Mit diesen Tipps können Sie nach der Arbeit besser abschalten

  • Am Besten getrennte Geräte: Eines für die Arbeit, eines für das Privatleben
  • Abwesenheitsnotiz einrichten, die automatisch antwortet
  • Push-Benachrichtigungen abschalten

Smartwatch: Tipps zu Einstellungen der Erreichbarkeit

Ständige Erreichbarkeit: Smartwatch am Handgelenk

Smartwatches, also Uhren, die sich mit dem Handy verbinden lassen, können die Abhängigkeit davon weiter verstärken. Sie haben zahlreiche Funktionen wie die Aufzeichnung von Gesundheitsdaten, es lässt sich damit Telefonieren und eben auch die Benachrichtigungen vom Handy empfangen. Da die Uhr am Handgelenk getragen wird und oft sogar während des Empfangens von Nachrichten vibriert, ist die Versuchung, sofort zu reagieren, noch größer.

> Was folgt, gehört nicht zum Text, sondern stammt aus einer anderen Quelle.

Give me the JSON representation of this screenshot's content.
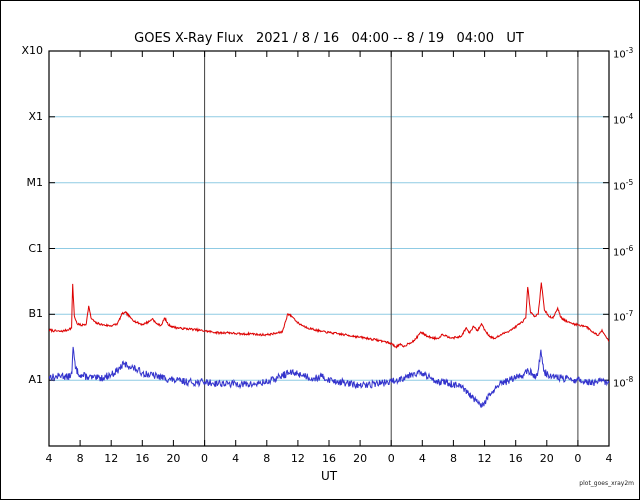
{
  "title": "GOES X-Ray Flux   2021 / 8 / 16   04:00 -- 8 / 19   04:00   UT",
  "x_axis": {
    "label": "UT",
    "tick_labels": [
      "4",
      "8",
      "12",
      "16",
      "20",
      "0",
      "4",
      "8",
      "12",
      "16",
      "20",
      "0",
      "4",
      "8",
      "12",
      "16",
      "20",
      "0",
      "4"
    ]
  },
  "y_axis_left": {
    "tick_labels": [
      "X10",
      "X1",
      "M1",
      "C1",
      "B1",
      "A1"
    ],
    "exponents": [
      -3,
      -4,
      -5,
      -6,
      -7,
      -8
    ]
  },
  "y_axis_right": {
    "base": "10",
    "exponents": [
      -3,
      -4,
      -5,
      -6,
      -7,
      -8
    ]
  },
  "watermark": "plot_goes_xray2m",
  "colors": {
    "red_series": "#dd0000",
    "blue_series": "#3333cc",
    "grid_blue": "#8fcbe4",
    "day_line": "#404040",
    "frame": "#000000"
  },
  "chart_data": {
    "type": "line",
    "title": "GOES X-Ray Flux 2021 / 8 / 16 04:00 -- 8 / 19 04:00 UT",
    "xlabel": "UT",
    "x_unit": "hours since 2021-08-16 04:00 UT",
    "x_range": [
      0,
      72
    ],
    "x_tick_interval_hours": 4,
    "y_scale": "log",
    "y_range": [
      1e-09,
      0.001
    ],
    "y_class_lines": {
      "X10": 0.001,
      "X1": 0.0001,
      "M1": 1e-05,
      "C1": 1e-06,
      "B1": 1e-07,
      "A1": 1e-08
    },
    "gridline_exponents": [
      -4,
      -5,
      -6,
      -7,
      -8
    ],
    "day_boundaries_hours": [
      20,
      44,
      68
    ],
    "series": [
      {
        "name": "xray-long-wavelength",
        "color": "#dd0000",
        "noise_decades": 0.016,
        "seed": 7,
        "points": [
          [
            0,
            5.8e-08
          ],
          [
            0.7,
            5.6e-08
          ],
          [
            1.5,
            5.5e-08
          ],
          [
            2.2,
            5.7e-08
          ],
          [
            2.9,
            6.2e-08
          ],
          [
            3.05,
            2.9e-07
          ],
          [
            3.25,
            9.5e-08
          ],
          [
            3.6,
            7.2e-08
          ],
          [
            4.2,
            6.8e-08
          ],
          [
            4.8,
            7.2e-08
          ],
          [
            5.1,
            1.35e-07
          ],
          [
            5.4,
            8.8e-08
          ],
          [
            6,
            7.4e-08
          ],
          [
            7,
            6.9e-08
          ],
          [
            8,
            6.7e-08
          ],
          [
            8.8,
            7.2e-08
          ],
          [
            9.4,
            1.02e-07
          ],
          [
            9.9,
            1.06e-07
          ],
          [
            10.5,
            8.8e-08
          ],
          [
            11.2,
            7.6e-08
          ],
          [
            12,
            7e-08
          ],
          [
            12.9,
            7.8e-08
          ],
          [
            13.3,
            8.6e-08
          ],
          [
            13.8,
            7.2e-08
          ],
          [
            14.4,
            6.8e-08
          ],
          [
            14.9,
            8.8e-08
          ],
          [
            15.3,
            7e-08
          ],
          [
            16,
            6.4e-08
          ],
          [
            17,
            6.1e-08
          ],
          [
            18,
            6e-08
          ],
          [
            19,
            5.8e-08
          ],
          [
            20,
            5.6e-08
          ],
          [
            21,
            5.4e-08
          ],
          [
            22,
            5.2e-08
          ],
          [
            23,
            5.3e-08
          ],
          [
            24,
            5.1e-08
          ],
          [
            25,
            5e-08
          ],
          [
            26,
            5.1e-08
          ],
          [
            27,
            4.9e-08
          ],
          [
            28,
            4.9e-08
          ],
          [
            29,
            5.1e-08
          ],
          [
            30,
            5.4e-08
          ],
          [
            30.7,
            1.02e-07
          ],
          [
            31.3,
            9.2e-08
          ],
          [
            32,
            7.4e-08
          ],
          [
            33,
            6.4e-08
          ],
          [
            34,
            5.9e-08
          ],
          [
            35,
            5.5e-08
          ],
          [
            36,
            5.3e-08
          ],
          [
            37,
            5.1e-08
          ],
          [
            38,
            4.9e-08
          ],
          [
            39,
            4.7e-08
          ],
          [
            40,
            4.5e-08
          ],
          [
            41,
            4.3e-08
          ],
          [
            42,
            4.1e-08
          ],
          [
            43,
            3.9e-08
          ],
          [
            44,
            3.6e-08
          ],
          [
            44.6,
            3.2e-08
          ],
          [
            45.1,
            3.5e-08
          ],
          [
            45.6,
            3.2e-08
          ],
          [
            46.2,
            3.6e-08
          ],
          [
            47,
            4e-08
          ],
          [
            47.8,
            5.4e-08
          ],
          [
            48.4,
            4.8e-08
          ],
          [
            49.2,
            4.4e-08
          ],
          [
            50,
            4.3e-08
          ],
          [
            50.6,
            5e-08
          ],
          [
            51.2,
            4.6e-08
          ],
          [
            52,
            4.4e-08
          ],
          [
            53,
            4.6e-08
          ],
          [
            53.6,
            6.2e-08
          ],
          [
            54.1,
            5.2e-08
          ],
          [
            54.6,
            6.6e-08
          ],
          [
            55.1,
            5.6e-08
          ],
          [
            55.6,
            7.2e-08
          ],
          [
            56.1,
            5.6e-08
          ],
          [
            56.7,
            4.6e-08
          ],
          [
            57.3,
            4.3e-08
          ],
          [
            58,
            4.8e-08
          ],
          [
            58.7,
            5.3e-08
          ],
          [
            59.4,
            5.8e-08
          ],
          [
            60.1,
            6.6e-08
          ],
          [
            60.8,
            7.6e-08
          ],
          [
            61.3,
            8.8e-08
          ],
          [
            61.55,
            2.6e-07
          ],
          [
            61.9,
            1.08e-07
          ],
          [
            62.4,
            9.2e-08
          ],
          [
            62.9,
            1e-07
          ],
          [
            63.3,
            3.05e-07
          ],
          [
            63.7,
            1.15e-07
          ],
          [
            64.2,
            9.6e-08
          ],
          [
            64.8,
            8.8e-08
          ],
          [
            65.4,
            1.25e-07
          ],
          [
            65.8,
            9e-08
          ],
          [
            66.4,
            8e-08
          ],
          [
            67,
            7.4e-08
          ],
          [
            68,
            6.9e-08
          ],
          [
            69,
            6.6e-08
          ],
          [
            69.6,
            5.8e-08
          ],
          [
            70.1,
            5.2e-08
          ],
          [
            70.6,
            4.8e-08
          ],
          [
            71.1,
            5.8e-08
          ],
          [
            71.6,
            4.6e-08
          ],
          [
            72,
            3.9e-08
          ]
        ]
      },
      {
        "name": "xray-short-wavelength",
        "color": "#3333cc",
        "noise_decades": 0.055,
        "seed": 13,
        "points": [
          [
            0,
            1.15e-08
          ],
          [
            0.8,
            1.1e-08
          ],
          [
            1.6,
            1.2e-08
          ],
          [
            2.4,
            1.1e-08
          ],
          [
            2.95,
            1.25e-08
          ],
          [
            3.1,
            3.2e-08
          ],
          [
            3.4,
            1.5e-08
          ],
          [
            4,
            1.2e-08
          ],
          [
            5,
            1.12e-08
          ],
          [
            6,
            1.06e-08
          ],
          [
            7,
            1.1e-08
          ],
          [
            8,
            1.22e-08
          ],
          [
            8.8,
            1.4e-08
          ],
          [
            9.6,
            1.75e-08
          ],
          [
            10.4,
            1.62e-08
          ],
          [
            11.2,
            1.45e-08
          ],
          [
            12,
            1.3e-08
          ],
          [
            13,
            1.2e-08
          ],
          [
            14,
            1.14e-08
          ],
          [
            15,
            1.06e-08
          ],
          [
            16,
            1e-08
          ],
          [
            17,
            9.6e-09
          ],
          [
            18,
            9.4e-09
          ],
          [
            19,
            9.2e-09
          ],
          [
            20,
            9.4e-09
          ],
          [
            21,
            9e-09
          ],
          [
            22,
            9e-09
          ],
          [
            23,
            8.7e-09
          ],
          [
            24,
            8.9e-09
          ],
          [
            25,
            8.6e-09
          ],
          [
            26,
            8.6e-09
          ],
          [
            27,
            8.9e-09
          ],
          [
            28,
            9.4e-09
          ],
          [
            29,
            1.03e-08
          ],
          [
            30,
            1.18e-08
          ],
          [
            31,
            1.3e-08
          ],
          [
            32,
            1.26e-08
          ],
          [
            33,
            1.16e-08
          ],
          [
            34,
            1.06e-08
          ],
          [
            35,
            1.12e-08
          ],
          [
            36,
            1.02e-08
          ],
          [
            37,
            9.6e-09
          ],
          [
            38,
            9.1e-09
          ],
          [
            39,
            8.6e-09
          ],
          [
            40,
            8.2e-09
          ],
          [
            41,
            8.5e-09
          ],
          [
            42,
            8.9e-09
          ],
          [
            43,
            9.1e-09
          ],
          [
            44,
            9.5e-09
          ],
          [
            45,
            1.02e-08
          ],
          [
            46,
            1.16e-08
          ],
          [
            47,
            1.3e-08
          ],
          [
            48,
            1.24e-08
          ],
          [
            49,
            1.08e-08
          ],
          [
            50,
            9.7e-09
          ],
          [
            51,
            9.2e-09
          ],
          [
            52,
            8.6e-09
          ],
          [
            53,
            7.8e-09
          ],
          [
            53.8,
            6.4e-09
          ],
          [
            54.6,
            5.2e-09
          ],
          [
            55.2,
            4.4e-09
          ],
          [
            55.7,
            4e-09
          ],
          [
            56.2,
            5e-09
          ],
          [
            56.8,
            6.2e-09
          ],
          [
            57.5,
            7.6e-09
          ],
          [
            58.3,
            9e-09
          ],
          [
            59.2,
            1e-08
          ],
          [
            60,
            1.1e-08
          ],
          [
            61,
            1.22e-08
          ],
          [
            61.6,
            1.4e-08
          ],
          [
            62.2,
            1.22e-08
          ],
          [
            62.8,
            1.16e-08
          ],
          [
            63.25,
            2.9e-08
          ],
          [
            63.6,
            1.35e-08
          ],
          [
            64.2,
            1.2e-08
          ],
          [
            65,
            1.12e-08
          ],
          [
            66,
            1.06e-08
          ],
          [
            67,
            1.02e-08
          ],
          [
            68,
            1e-08
          ],
          [
            69,
            9.6e-09
          ],
          [
            70,
            9.1e-09
          ],
          [
            71,
            9.6e-09
          ],
          [
            72,
            9e-09
          ]
        ]
      }
    ]
  }
}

Diese Tipps können Ihnen helfen, die Vorteile Ihrer Smartwatch zu nutzen, ohne das Gefühl zu haben ständig erreichbar zu sein:

  • Bewusstsein schaffen: Überlegen Sie, in welchen Momenten und in welchem Umfang Sie die Uhr nutzen.
  • Ändern Sie Ihre Nutzungseinstellungen und lassen Sie nur die notwendigsten Benachrichtigungen auf der Uhr erscheinen.
  • Genau wie beim Handy kann es sinnvoll sein, dass Sie die Uhr in bestimmten Momenten komplett ablegen.